Ramifications of including non-equilibrium effects for HCO in flame chemistry

Abstract

The formation and destruction pathways of the formyl radical (HCO) occupy a pivotal role in the conversion of fuel molecules (and their intermediates) to eventual products CO and CO2, and therefore, HCO has been a prescient indicator for heat release in combustion. In this work, we have characterized the impact of including non-equilibrium effects for HCO, i.e. “prompt” dissociation of HCO to H+CO, in simulations of laminar flame speeds for archetypal hydrocarbon and oxygenated molecules relevant to combustion. Prompt dissociation probabilities for HCO were systematically applied to all elementary reactions that included this radical (as either a product or reactant) in literature combustion kinetics models. Simulations with the prompt HCO dissociation corrected models predicted a 7–13% increase in laminar flame speeds at 1atm for the fuels characterized here (CH4, n-C7H16, CH3OH, CH3OCH3) relative to the predictions using the original models. It is evident that simulations of other fuel-air flames at 1atm will be similarly impacted, suggesting the indispensability of incorporating these non-equilibrium effects for predictive flame modeling.
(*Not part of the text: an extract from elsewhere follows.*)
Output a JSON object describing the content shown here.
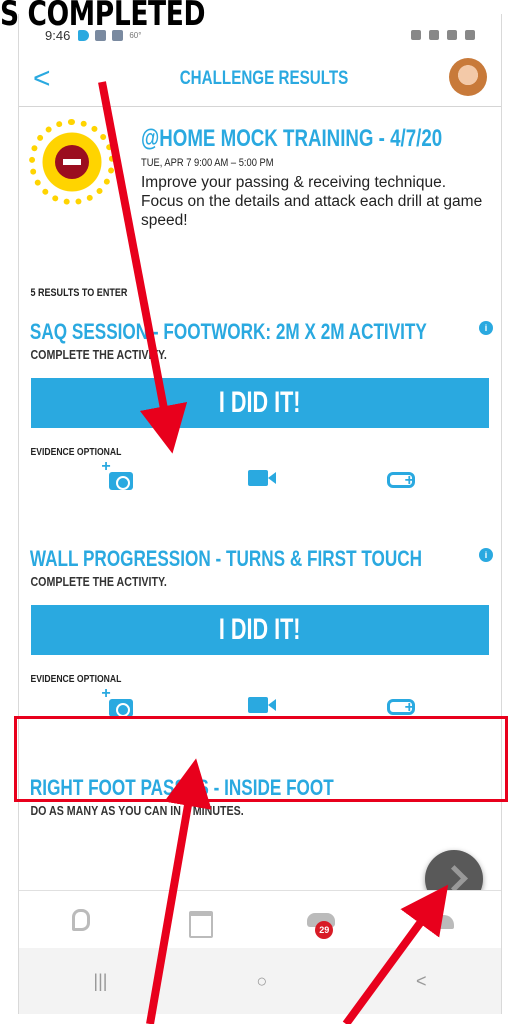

Simulations of higher pressure (10atm) heptane-air flames predicted a more modest effect (<5%) of incorporating these non-equilibrium effects. Additionally, species profiles in low-pressure (0.03atm) flames of CH2O and auto-ignition delay simulations (1.4atm) for CH2OO2Ar mixtures were also impacted to a noticeable extent. Lastly, it is also worth noting that prompt dissociations are a ubiquitous feature of all weakly-bound radicals; the kinetics of many of which (C2H3, C2H5, CH3O, CH2OH, etc.) are central to our current understanding of combustion chemistry. Theory/modeling studies are in progress to address the relevance of prompt dissociations in these weakly-bound radicals to combustion modeling.